Virginia’s State Code (Sec. 46.2-1049) specifically states, “No person shall drive and no owner of a motor vehicle shall permit or allow the operation of any vehicle on a highway unless it is equipped with an exhaust system of a type installed as standard factory equipment, or comparable to that designed for use on the particular vehicle as standard factory equipment, in good working order and in constant operation to prevent excessive or unusual noise.”

But he said local and state police are lax in their enforcement of the state code in cases where vehicles equipped with noisy after-market exhaust systems are clearly in violation of the law.

Contrary to Huber’s observation, Virginia State Police spokesman Sergeant Morris said the law enforcement officers statewide are cracking down on illegally installed exhaust systems; it’s just that some counties don’t enforce the law as strictly as others, he said.

“Different people have different things that they go after, fortunately or unfortunately,” Morris said. “They have some police officers in Chesterfield County who are sticklers for those mufflers.”

He said Chesterfield County’s local police force writes a lot of tickets for vehicles with noisy mufflers because the devices are not standard factory equipment, nor are they compatible with standard factory equipment, as state code mandates.

However, Morris said judges in Virginia’s county court system often rule against officers who issued tickets for noise violations. “Some will convict, some won’t,” he said.

Assault on freedom

Huber believes that people who purchase noisy mufflers see them as “some sort of extension of their personality that they want to share with the whole world.”

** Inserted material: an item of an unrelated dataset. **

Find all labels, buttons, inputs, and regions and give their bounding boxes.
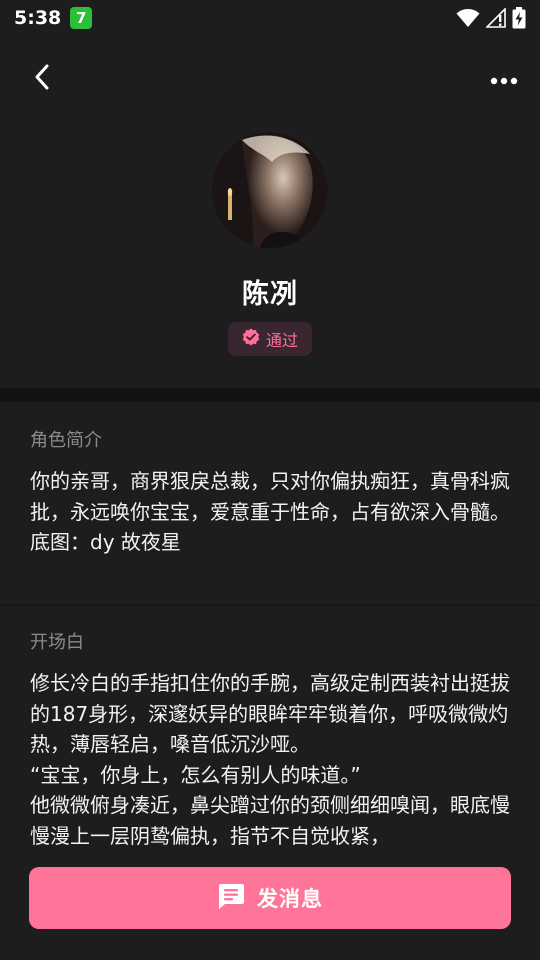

“That’s where the line is crossed,” he said. “That’s where they take away my freedom and they rob quiet off of my property and out of my personal space.”

Aside from being a threat to public safety and an assault on the quality of life, Huber believes the tailpipe rumblings also affect the property values of homes within earshot of the hot rods.

He pointed to studies showing that homes located near airports lose almost two percent of their property value per decibel level emitted by jumbo jets. Similarly, he said, owners of vehicles that produce “aggressive, muscle car sound” may decrease the value of homes.

Noise Free America takes a grassroots approach to noise pollution. It lobbies politicians, even supplying model legislation, to address what it perceives as a health problem.

Flowmaster defends its products

“We have been in the business for over 20 years – and not by advocating that people break the law,” said a Flowmaster spokesman who refused to identify himself to CNSNews.com . “That’s why we make off-road products and products for street and emission vehicles as well.”

According to the Flowmaster spokesman, the company designs exhaust systems for “race cars” based on the good-faith assumption that they will be installed on track-based race cars – not open-road passenger vehicles.

However, he said, “People, when they buy their cars and trucks, are free to do whatever they want, to a point. They go beyond that, oftentimes, and get in trouble.”